Dans une ancienne carrière à Tramont-Lassus, un couple de hiboux grand-duc niche alors qu'un projet de centrale photovoltaïque se profile à l'horizon. Les experts de l'association Lorraine Association Nature (Loana) tirent la sonnette d'alarme, avertissant que la multiplication de ce type d'initiatives en Lorraine pourrait mettre en péril cette espèce protégée.
Edouard Lhomer, naturaliste passionné membre de Loana, déclare : « Ce n'est pas une friche. La nature reprend ses droits et des animaux comme ces hiboux grand-duc s'y installent. » Sur le site, exploité jusqu'en 2021, deux poussins ont vu le jour au printemps, témoignant de la vitalité de l'écosystème local.

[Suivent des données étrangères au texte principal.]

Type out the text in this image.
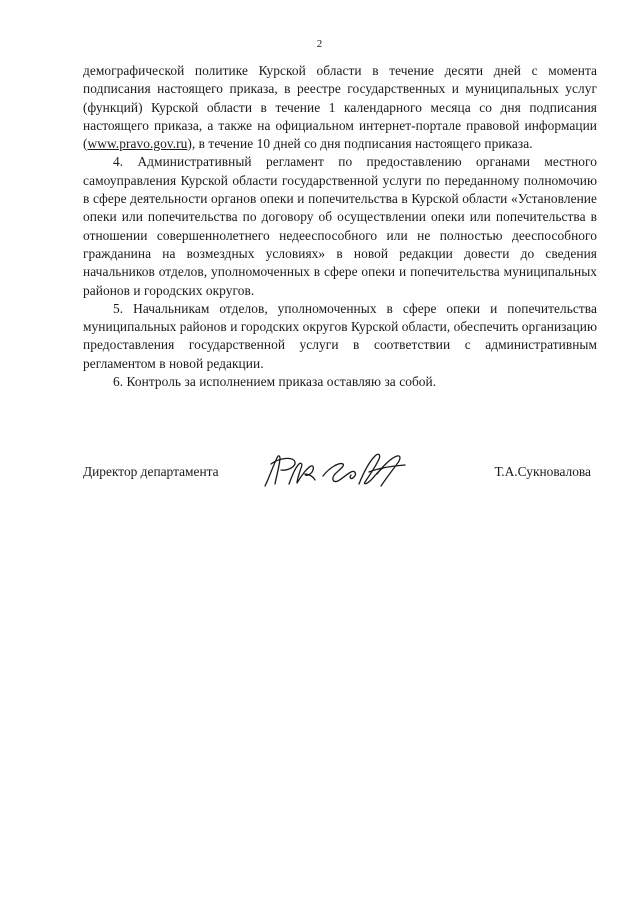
2

демографической политике Курской области в течение десяти дней с момента подписания настоящего приказа, в реестре государственных и муниципальных услуг (функций) Курской области в течение 1 календарного месяца со дня подписания настоящего приказа, а также на официальном интернет-портале правовой информации (www.pravo.gov.ru), в течение 10 дней со дня подписания настоящего приказа.

4. Административный регламент по предоставлению органами местного самоуправления Курской области государственной услуги по переданному полномочию в сфере деятельности органов опеки и попечительства в Курской области «Установление опеки или попечительства по договору об осуществлении опеки или попечительства в отношении совершеннолетнего недееспособного или не полностью дееспособного гражданина на возмездных условиях» в новой редакции довести до сведения начальников отделов, уполномоченных в сфере опеки и попечительства муниципальных районов и городских округов.

5. Начальникам отделов, уполномоченных в сфере опеки и попечительства муниципальных районов и городских округов Курской области, обеспечить организацию предоставления государственной услуги в соответствии с административным регламентом в новой редакции.

6. Контроль за исполнением приказа оставляю за собой.

Директор департамента	Т.А.Сукновалова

Un projet prometteur mais risqué
Malgré les bonnes intentions de la mairie, qui souhaite transformer ce terrain de 65 000 m² en source d'énergie durable avec l'installation de 9 000 panneaux solaires, l'association s'inquiète pour l'avenir des rapaces. « C'est une initiative cruciale pour notre commune, et nous poursuivrons ce projet », assure le maire.

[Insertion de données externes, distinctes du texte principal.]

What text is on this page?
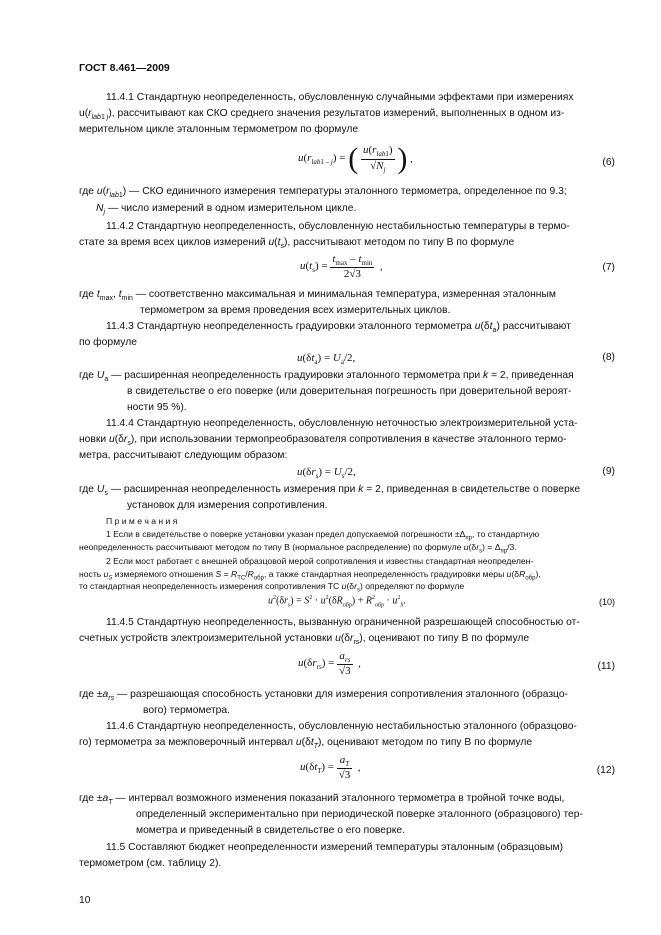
ГОСТ 8.461—2009
11.4.1 Стандартную неопределенность, обусловленную случайными эффектами при измерениях
$u(r_{lab1 j})$, рассчитывают как СКО среднего значения результатов измерений, выполненных в одном из-
мерительном цикле эталонным термометром по формуле
$u(r_{lab1 - j})$ = ( $\frac{u(r_{lab1})}{√N_j}$ ) ,	(6)
где $u(r_{lab1})$ — СКО единичного измерения температуры эталонного термометра, определенное по 9.3;
$N_j$ — число измерений в одном измерительном цикле.
11.4.2 Стандартную неопределенность, обусловленную нестабильностью температуры в термо-
стате за время всех циклов измерений $u(t_s)$, рассчитывают методом по типу В по формуле
$u(t_s) = \frac{t_{max} - t_{min}}{2√3}$ ,	(7)
где $t_{max}$, $t_{min}$ — соответственно максимальная и минимальная температура, измеренная эталонным
термометром за время проведения всех измерительных циклов.
11.4.3 Стандартную неопределенность градуировки эталонного термометра $u(\delta t_a)$ рассчитывают
по формуле
$u(\delta t_a) = U_a/2$,	(8)
где $U_a$ — расширенная неопределенность градуировки эталонного термометра при k = 2, приведенная
в свидетельстве о его поверке (или доверительная погрешность при доверительной вероят-
ности 95 %).
11.4.4 Стандартную неопределенность, обусловленную неточностью электроизмерительной уста-
новки $u(\delta r_s)$, при использовании термопреобразователя сопротивления в качестве эталонного термо-
метра, рассчитывают следующим образом:
$u(\delta r_s) = U_s/2$,	(9)
где $U_s$ — расширенная неопределенность измерения при k = 2, приведенная в свидетельстве о поверке
установок для измерения сопротивления.
П р и м е ч а н и я
1 Если в свидетельстве о поверке установки указан предел допускаемой погрешности $\pm\Delta_{пр}$, то стандартную
неопределенность рассчитывают методом по типу В (нормальное распределение) по формуле $u(\delta r_s) = \Delta_{пр}/3$.
2 Если мост работает с внешней образцовой мерой сопротивления и известны стандартная неопределен-
ность $u_S$ измеряемого отношения $S = R_{TC}/R_{обр}$, а также стандартная неопределенность градуировки меры $u(\delta R_{обр})$,
то стандартная неопределенность измерения сопротивления ТС $u(\delta r_s)$ определяют по формуле
$u^2(\delta r_s) = S^2 \cdot u^2(\delta R_{обр}) + R^2_{обр} \cdot u^2_S$.	(10)
11.4.5 Стандартную неопределенность, вызванную ограниченной разрешающей способностью от-
счетных устройств электроизмерительной установки $u(\delta r_{rs})$, оценивают по типу В по формуле
$u(\delta r_{rs}) = \frac{a_{rs}}{√3}$ ,	(11)
где $\pm a_{rs}$ — разрешающая способность установки для измерения сопротивления эталонного (образцо-
вого) термометра.
11.4.6 Стандартную неопределенность, обусловленную нестабильностью эталонного (образцово-
го) термометра за межповерочный интервал $u(\delta t_T)$, оценивают методом по типу В по формуле
$u(\delta t_T) = \frac{a_T}{√3}$ ,	(12)
где $\pm a_T$ — интервал возможного изменения показаний эталонного термометра в тройной точке воды,
определенный экспериментально при периодической поверке эталонного (образцового) тер-
мометра и приведенный в свидетельстве о его поверке.
11.5 Составляют бюджет неопределенности измерений температуры эталонным (образцовым)
термометром (см. таблицу 2).
10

Des travaux de terrassement devraient commencer à la fin de l'été, générant du bruit et des vibrations qui risquent de déloger les hiboux et leurs poussins. « Ces oiseaux, habitués à un environnement calme, ne se sentiront plus en sécurité », prévient Edouard Lhomer, ornithologue engagé.
Des compromis jugés insuffisants
Malgré une décision de justice validant le projet, des protections sont en place, comme le suivi de l'espèce et la préservation de ses lieux de nidification. Toutefois, l'association estime que ces engagements restent trop faibles. « Nous réclamons une distance de sécurité plus importante entre le nid et la zone d'installation des panneaux », souligne l’ornithologue.
D'un autre côté, le gestionnaire du projet se défend, rappelant que sa mission est de lutter contre le changement climatique, une menace directe pour la biodiversité. Edouard Lhomer précise également que toutes les grandes carrières de Lorraine sont habitées par des hiboux grand-duc, alors que les projets photovoltaïques continuent de se multiplier. « Ces fronts de taille offrent une vue étendue idéale pour ces rapaces », conclut-il.
La communauté ornithologique n'est pas contre les installations solaires, mais elle souligne que les mesures de protection doivent être renforcées pour éviter d'éventuelles pertes de lieux de reproduction. Loana a ainsi fait appel du jugement concernant Tramont-Lassus, espérant obtenir davantage de sécurité pour ces hiboux grand-duc et leurs précieux poussins.